Microsoft’s Q2 Earnings Outshine Expectations
On January 30, Microsoft reported fiscal Q2 earnings of $21.9 billion, equivalent to $2.93 per share, surpassing Wall Street forecasts by 6.2%. Its revenue surged by 18% year over year to hit $62 billion, slightly exceeding analysts’ expectations. During the same quarter, Microsoft finalized its colossal $68 billion acquisition of video game giant, Activision Blizzard – marking its largest deal to date.
For the ongoing quarter, Microsoft anticipates revenue growth in productivity and business processes ranging between 10% and 12%, intelligent cloud revenue up between 18% and 19%, and personal computing to climb between 11% and 14%. These projections are buoyed by robust performances in various segments including Azure and Office 365. Microsoft is slated to disclose its fiscal Q3 earnings next Thursday, April 25.

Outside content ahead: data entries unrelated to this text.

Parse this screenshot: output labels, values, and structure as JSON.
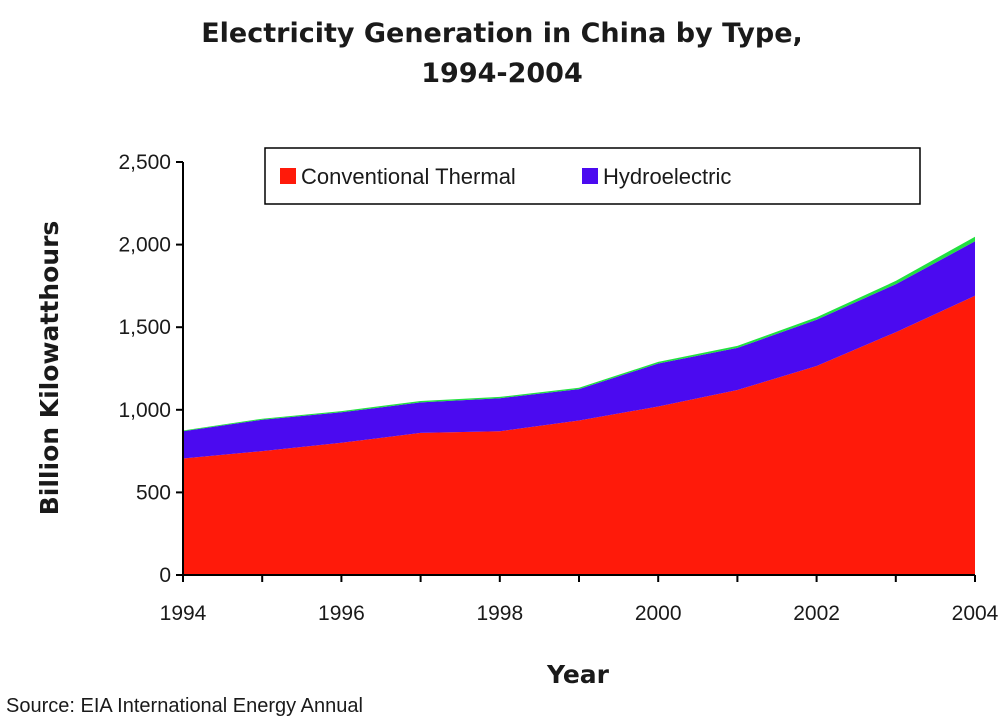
{
  "chart_data": {
    "type": "area",
    "stacked": true,
    "title": "Electricity Generation in China by Type,",
    "subtitle": "1994-2004",
    "xlabel": "Year",
    "ylabel": "Billion Kilowatthours",
    "x": [
      1994,
      1995,
      1996,
      1997,
      1998,
      1999,
      2000,
      2001,
      2002,
      2003,
      2004
    ],
    "xticks": [
      "1994",
      "1996",
      "1998",
      "2000",
      "2002",
      "2004"
    ],
    "yticks": [
      "0",
      "500",
      "1,000",
      "1,500",
      "2,000",
      "2,500"
    ],
    "ylim": [
      0,
      2500
    ],
    "xlim": [
      1994,
      2004
    ],
    "grid": false,
    "legend_position": "top",
    "series": [
      {
        "name": "Conventional Thermal",
        "color": "#ff1a0a",
        "values": [
          705,
          750,
          800,
          860,
          870,
          935,
          1020,
          1120,
          1265,
          1470,
          1690
        ]
      },
      {
        "name": "Hydroelectric",
        "color": "#4b0af0",
        "values": [
          165,
          190,
          185,
          185,
          200,
          190,
          260,
          255,
          280,
          290,
          330
        ]
      },
      {
        "color": "#22e040",
        "values": [
          5,
          6,
          7,
          8,
          8,
          9,
          10,
          12,
          15,
          20,
          28
        ]
      }
    ],
    "source": "Source: EIA International Energy Annual"
  }
}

Analysts foresee Microsoft’s earnings reaching $11.61 per share in fiscal 2024, marking an 18.4% annual increase, with an additional 13.3% uptick anticipated in fiscal 2025 to hit $13.15 per share.
Analysts’ Expectations for Microsoft Stock
Microsoft stock garners a consensus “Strong Buy” rating on Wall Street. Out of 37 analysts monitoring MSFT, 33 label it as a “Strong Buy,” three suggest a “Moderate Buy,” and one advises to “Hold.”
The average analyst price target of $455.63 indicates a more reserved outlook compared to Morgan Stanley’s optimism, pointing to a modest potential upside of around 10.7% from present levels. Meanwhile, the highest price target on the Street, set at $600 by Truist Securities, suggests a substantial 45.7% long-term gain.